由于系统中存在多个CPU，这是就引入一个问题，当外部设备产生中断的时候，具体有哪一个CPU进行处理？

为此，intel公司提出了IO APCI和LOCAL APCI的体系结构。

IO APIC连接各个外部设备，并可以设置分发类型，根据设定的分发类型，中断信号发送的对应CPU的LOCAL APIC上。

LOCAL APIC负责本地CPU的中断处理，LOCAL APIC不仅可以接受IO APIC的中断，也需要处理本地CPU产生的异常。同时LOCAL APIC还提供了一个定时器。

如何确定那个CPU是引导CPU？

根据intel公司中的资料，系统上电后，会根据MP Initialization Protocol随机选择一个CPU作为BSP，只有BSP会运行BIOS程序，其他AP都进入等待状态，BSP发送IPI中断触发后才可以运行。具体的MP Initialization Protocol细节，可以参考Intel? 64 and IA-32 Architectures Software Developer’s Manual Volume 3A: System Programming Guide, Part 1 第8章。

引导CPU如何控制其他CPU开始运行？

BSP可以通过IPI消息控制AP从指定的起始地址运行。CPU中集成的LOCAL APIC提供了这个功能。可以通过写LOCAL APIC中提供的相关寄存器，发送IPI消息到指定的CPU上。

如何获取系统硬件CPU信息的？

在系统初始化后，硬件会在内存的规定位置提供关于CPU，总线, IO APIC等的信息，即SMP MP table。在linux初始化的过程，会读取该位置，获取系统相关的硬件信息。

2.linux SMP启动过程流程简介

setup_arch()

setup_memory();

reserve_bootmem(PAGE_SIZE, PAGE_SIZE);

find_smp_config(); //查找smp mp table的位置

smp_alloc_memory();

trampoline_base = (void *) alloc_bootmem_low_pages(PAGE_SIZE); //分配trampoline，用于启动AP的引导代码。

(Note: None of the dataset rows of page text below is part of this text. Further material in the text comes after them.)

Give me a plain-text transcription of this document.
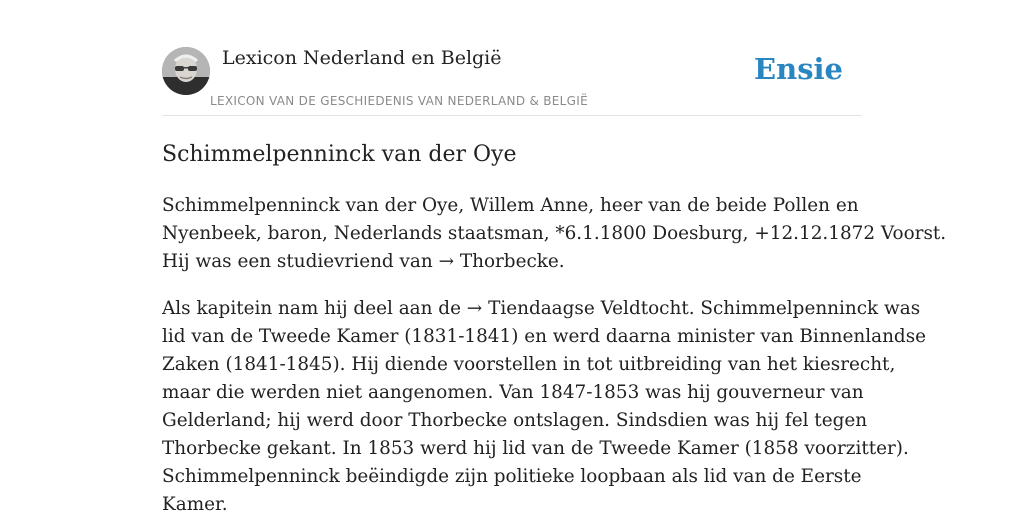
Lexicon Nederland en België
LEXICON VAN DE GESCHIEDENIS VAN NEDERLAND & BELGIË
Ensie
Schimmelpenninck van der Oye

Schimmelpenninck van der Oye, Willem Anne, heer van de beide Pollen en
Nyenbeek, baron, Nederlands staatsman, *6.1.1800 Doesburg, +12.12.1872 Voorst.
Hij was een studievriend van → Thorbecke.

Als kapitein nam hij deel aan de → Tiendaagse Veldtocht. Schimmelpenninck was
lid van de Tweede Kamer (1831-1841) en werd daarna minister van Binnenlandse
Zaken (1841-1845). Hij diende voorstellen in tot uitbreiding van het kiesrecht,
maar die werden niet aangenomen. Van 1847-1853 was hij gouverneur van
Gelderland; hij werd door Thorbecke ontslagen. Sindsdien was hij fel tegen
Thorbecke gekant. In 1853 werd hij lid van de Tweede Kamer (1858 voorzitter).
Schimmelpenninck beëindigde zijn politieke loopbaan als lid van de Eerste
Kamer.
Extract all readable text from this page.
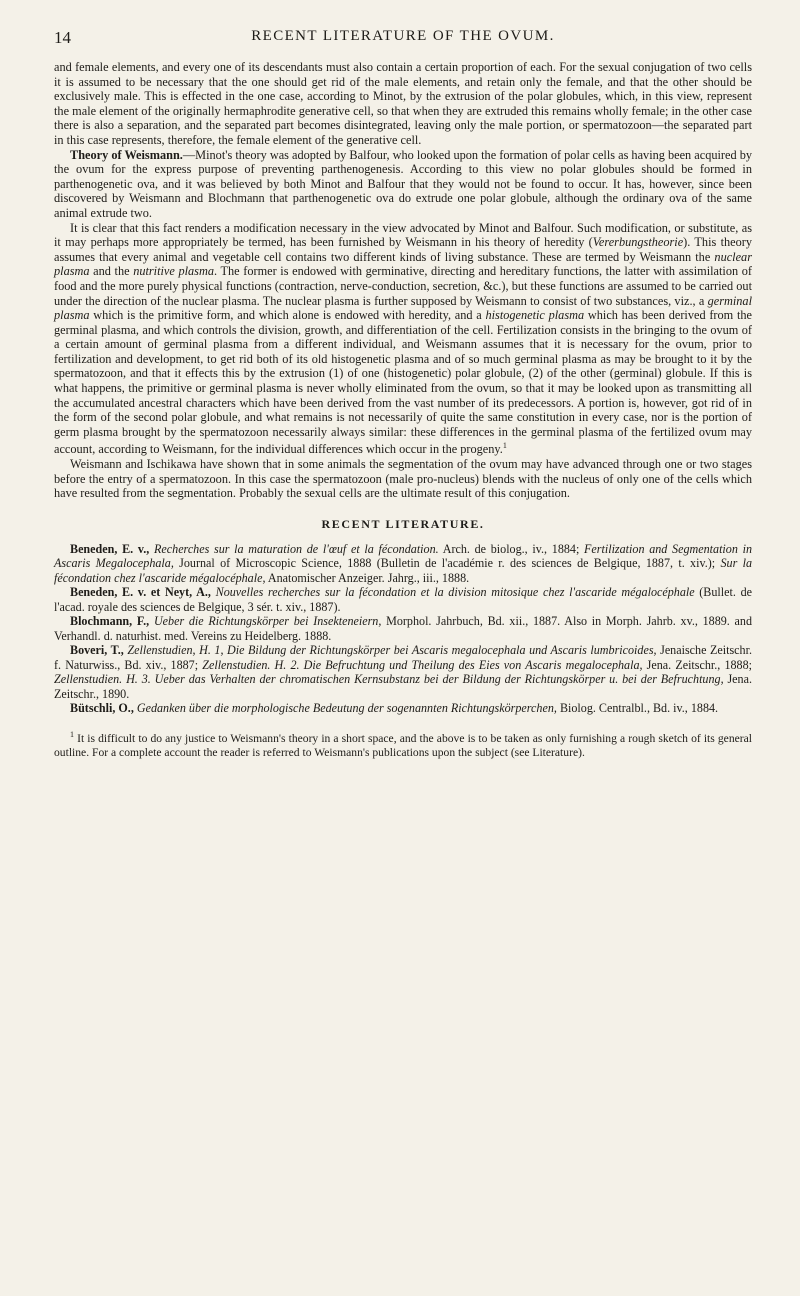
14	RECENT LITERATURE OF THE OVUM.

and female elements, and every one of its descendants must also contain a certain proportion of each. For the sexual conjugation of two cells it is assumed to be necessary that the one should get rid of the male elements, and retain only the female, and that the other should be exclusively male. This is effected in the one case, according to Minot, by the extrusion of the polar globules, which, in this view, represent the male element of the originally hermaphrodite generative cell, so that when they are extruded this remains wholly female; in the other case there is also a separation, and the separated part becomes disintegrated, leaving only the male portion, or spermatozoon—the separated part in this case represents, therefore, the female element of the generative cell.

Theory of Weismann.—Minot's theory was adopted by Balfour, who looked upon the formation of polar cells as having been acquired by the ovum for the express purpose of preventing parthenogenesis. According to this view no polar globules should be formed in parthenogenetic ova, and it was believed by both Minot and Balfour that they would not be found to occur. It has, however, since been discovered by Weismann and Blochmann that parthenogenetic ova do extrude one polar globule, although the ordinary ova of the same animal extrude two.

It is clear that this fact renders a modification necessary in the view advocated by Minot and Balfour. Such modification, or substitute, as it may perhaps more appropriately be termed, has been furnished by Weismann in his theory of heredity (Vererbungstheorie). This theory assumes that every animal and vegetable cell contains two different kinds of living substance. These are termed by Weismann the nuclear plasma and the nutritive plasma. The former is endowed with germinative, directing and hereditary functions, the latter with assimilation of food and the more purely physical functions (contraction, nerve-conduction, secretion, &c.), but these functions are assumed to be carried out under the direction of the nuclear plasma. The nuclear plasma is further supposed by Weismann to consist of two substances, viz., a germinal plasma which is the primitive form, and which alone is endowed with heredity, and a histogenetic plasma which has been derived from the germinal plasma, and which controls the division, growth, and differentiation of the cell. Fertilization consists in the bringing to the ovum of a certain amount of germinal plasma from a different individual, and Weismann assumes that it is necessary for the ovum, prior to fertilization and development, to get rid both of its old histogenetic plasma and of so much germinal plasma as may be brought to it by the spermatozoon, and that it effects this by the extrusion (1) of one (histogenetic) polar globule, (2) of the other (germinal) globule. If this is what happens, the primitive or germinal plasma is never wholly eliminated from the ovum, so that it may be looked upon as transmitting all the accumulated ancestral characters which have been derived from the vast number of its predecessors. A portion is, however, got rid of in the form of the second polar globule, and what remains is not necessarily of quite the same constitution in every case, nor is the portion of germ plasma brought by the spermatozoon necessarily always similar: these differences in the germinal plasma of the fertilized ovum may account, according to Weismann, for the individual differences which occur in the progeny.$^1$

Weismann and Ischikawa have shown that in some animals the segmentation of the ovum may have advanced through one or two stages before the entry of a spermatozoon. In this case the spermatozoon (male pro-nucleus) blends with the nucleus of only one of the cells which have resulted from the segmentation. Probably the sexual cells are the ultimate result of this conjugation.

RECENT LITERATURE.

Beneden, E. v., Recherches sur la maturation de l'œuf et la fécondation. Arch. de biolog., iv., 1884; Fertilization and Segmentation in Ascaris Megalocephala, Journal of Microscopic Science, 1888 (Bulletin de l'académie r. des sciences de Belgique, 1887, t. xiv.); Sur la fécondation chez l'ascaride mégalocéphale, Anatomischer Anzeiger. Jahrg., iii., 1888.

Beneden, E. v. et Neyt, A., Nouvelles recherches sur la fécondation et la division mitosique chez l'ascaride mégalocéphale (Bullet. de l'acad. royale des sciences de Belgique, 3 sér. t. xiv., 1887).

Blochmann, F., Ueber die Richtungskörper bei Insekteneiern, Morphol. Jahrbuch, Bd. xii., 1887. Also in Morph. Jahrb. xv., 1889. and Verhandl. d. naturhist. med. Vereins zu Heidelberg. 1888.

Boveri, T., Zellenstudien, H. 1, Die Bildung der Richtungskörper bei Ascaris megalocephala und Ascaris lumbricoides, Jenaische Zeitschr. f. Naturwiss., Bd. xiv., 1887; Zellenstudien. H. 2. Die Befruchtung und Theilung des Eies von Ascaris megalocephala, Jena. Zeitschr., 1888; Zellenstudien. H. 3. Ueber das Verhalten der chromatischen Kernsubstanz bei der Bildung der Richtungskörper u. bei der Befruchtung, Jena. Zeitschr., 1890.

Bütschli, O., Gedanken über die morphologische Bedeutung der sogenannten Richtungskörperchen, Biolog. Centralbl., Bd. iv., 1884.

$^1$ It is difficult to do any justice to Weismann's theory in a short space, and the above is to be taken as only furnishing a rough sketch of its general outline. For a complete account the reader is referred to Weismann's publications upon the subject (see Literature).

get_smp_config(); //根据smp mp table，获取具体的硬件信息

trap_init()

init_apic_mappings();

mem_init()

zap_low_mappings(); 如果没有定义SMP的话，清楚用户空间的地址映射。

rest_init();

kernel_thread(init, NULL, CLONE_FS | CLONE_SIGHAND);

init();

set_cpus_allowed(current, CPU_MASK_ALL);

smp_prepare_cpus(max_cpus);

smp_boot_cpus(max_cpus);

connect_bsp_APIC();

setup_local_APIC(); //初始化 BSP的 LOCAL APCI。

map_cpu_to_logical_apicid();

针对每个CPU调用do_boot_cpu(apicid, cpu)

smp_init(); //每个CPU开始进行调度

trampoline.S AP引导代码，为16进制代码，启用保护模式

head.s 为AP创建分页管理

initialize_secondary 根据之前fork创建设置的信息，跳转到start_secondary处

start_secondary 判断BSP是否启动，如果启动AP进行任务调度。

3.代码学习总结

find_smp_config();，查找MP table在内存中的位置。具体协议可以参考MP协议的第4章。

这个表的作用在于描述系统CPU，总线，IO APIC等的硬件信息。

相关的两个全局变量：smp_found_config是否找到SMP MP table，mpf_found SMP MP table的线性地址。

smp_alloc_memory() 为启动AP的启动程序分配内存空间。相关全局变量trampoline_base，分配的启动地址的线性地址。

get_smp_config() 根据MP table中提供的内容，获取硬件的信息。

init_apic_mappings();获取IO APIC和LOCAL APIC的映射地址。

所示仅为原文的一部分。